Die Ausstellung UK Women – Britische Fotografie zwischen Sozialkritik und Identität – in der Ludwiggalerie Schloss Oberhausen, mit den Arbeiten von 28 Fotografinnen ist inzwischen leider schon vorbei.
Hier waren starke schwarzweiß Fotos aus den 1970er Jahren zu sehen, die klassisch sozial-dokumentarisch das Leben der einfachen Menschen dokumentieren. Z. B. von Markéta Luskačová an der nordenglischen Küste, oder von Fran May , die den Flohmarkt in der Londoner Brick Lane dokumentierte. Tish Murtha fotografierte Anfang der 1980er Jahre in einer Gesellschaftsreportage sozial benachteiligte Kinder und Jugendliche. Margret Mitchell zeigt die Menschen in den 1990er Jahren in Stirling/Schottland.
Mir fiel auf, dass schwarzweiß Fotos dieser Art aus Großbritannien immer aussehen, also ob sie in den 1950er oder 1960er Jahren gemacht wurden.

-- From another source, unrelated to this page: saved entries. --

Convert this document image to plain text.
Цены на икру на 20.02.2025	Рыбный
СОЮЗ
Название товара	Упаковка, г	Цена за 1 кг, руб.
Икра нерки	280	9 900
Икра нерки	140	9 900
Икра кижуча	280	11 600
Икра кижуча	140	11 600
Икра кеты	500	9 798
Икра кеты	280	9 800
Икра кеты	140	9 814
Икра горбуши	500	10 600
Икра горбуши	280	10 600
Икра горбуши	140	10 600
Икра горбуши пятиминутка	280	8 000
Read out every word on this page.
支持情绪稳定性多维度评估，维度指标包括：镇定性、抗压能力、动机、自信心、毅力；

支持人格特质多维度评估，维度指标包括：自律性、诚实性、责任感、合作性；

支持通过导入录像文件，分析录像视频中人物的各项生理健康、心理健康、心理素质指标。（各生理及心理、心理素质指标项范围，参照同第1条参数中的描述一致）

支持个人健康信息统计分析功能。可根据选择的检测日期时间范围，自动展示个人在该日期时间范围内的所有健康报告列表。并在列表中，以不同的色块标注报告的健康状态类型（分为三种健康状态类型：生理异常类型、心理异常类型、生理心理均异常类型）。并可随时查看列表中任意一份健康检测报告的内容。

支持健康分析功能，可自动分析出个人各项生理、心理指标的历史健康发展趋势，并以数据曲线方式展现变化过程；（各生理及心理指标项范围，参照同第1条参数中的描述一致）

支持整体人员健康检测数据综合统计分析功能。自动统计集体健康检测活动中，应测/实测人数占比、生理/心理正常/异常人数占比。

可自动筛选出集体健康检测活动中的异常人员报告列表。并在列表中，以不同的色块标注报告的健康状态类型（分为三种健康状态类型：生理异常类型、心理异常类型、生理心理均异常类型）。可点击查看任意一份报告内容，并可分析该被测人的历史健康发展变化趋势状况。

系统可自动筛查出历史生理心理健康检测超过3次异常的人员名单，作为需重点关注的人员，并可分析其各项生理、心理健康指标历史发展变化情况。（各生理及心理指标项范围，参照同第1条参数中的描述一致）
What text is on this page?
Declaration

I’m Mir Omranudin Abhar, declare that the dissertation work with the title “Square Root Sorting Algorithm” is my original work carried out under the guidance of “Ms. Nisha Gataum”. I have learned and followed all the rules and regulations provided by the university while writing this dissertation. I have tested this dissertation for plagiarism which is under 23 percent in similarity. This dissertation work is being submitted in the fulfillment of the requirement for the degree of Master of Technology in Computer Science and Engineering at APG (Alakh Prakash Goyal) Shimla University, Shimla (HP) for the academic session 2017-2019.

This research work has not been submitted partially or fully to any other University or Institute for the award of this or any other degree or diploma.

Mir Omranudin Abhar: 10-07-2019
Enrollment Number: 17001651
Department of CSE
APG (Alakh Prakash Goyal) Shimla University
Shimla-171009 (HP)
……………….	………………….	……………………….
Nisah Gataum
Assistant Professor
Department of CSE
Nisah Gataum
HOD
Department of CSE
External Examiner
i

Ein harter Bruch sind die Fotos von Anna Fox , die Mitte der 1980er Jahre mit hart geblitzten Fotos Yuppie-Büromenschen porträtierte. Mit überdimensionalen Funktelefonen, schrecklichen Frisuren und schrecklicher Mode.
Sehr eindrucksvoll fand ich die Serie Single Parents Bermudas von Meredith Andrews, die alleinerziehende Eltern mit ihren Kindern in ihren heimischen Wohnzimmern porträtierte. Die stark inszenierten und perfekt ausgeleuchteten Fotos erzählen viel über die zwischenmenschlichen Beziehungen.
Amüsant fand ich die Fotos der sehr künstlerischen und feministisch aktivistischn Sarah Maple , die sich gern selber inszeniert. Ebenso die Serie Seven Years von Trish Morrissey. Sie inszeniert sich und ihrer Schwester in realen oder erdachten Familienschnappschüssen, in denen die beiden alle möglichen Rollen übernehmen, unabhängig von Geschlecht und Alter. Beim Betrachten ihrer weiteren Foto- und Filmprojekte kommt man nicht umhin, an Cindy Sherman zu denken.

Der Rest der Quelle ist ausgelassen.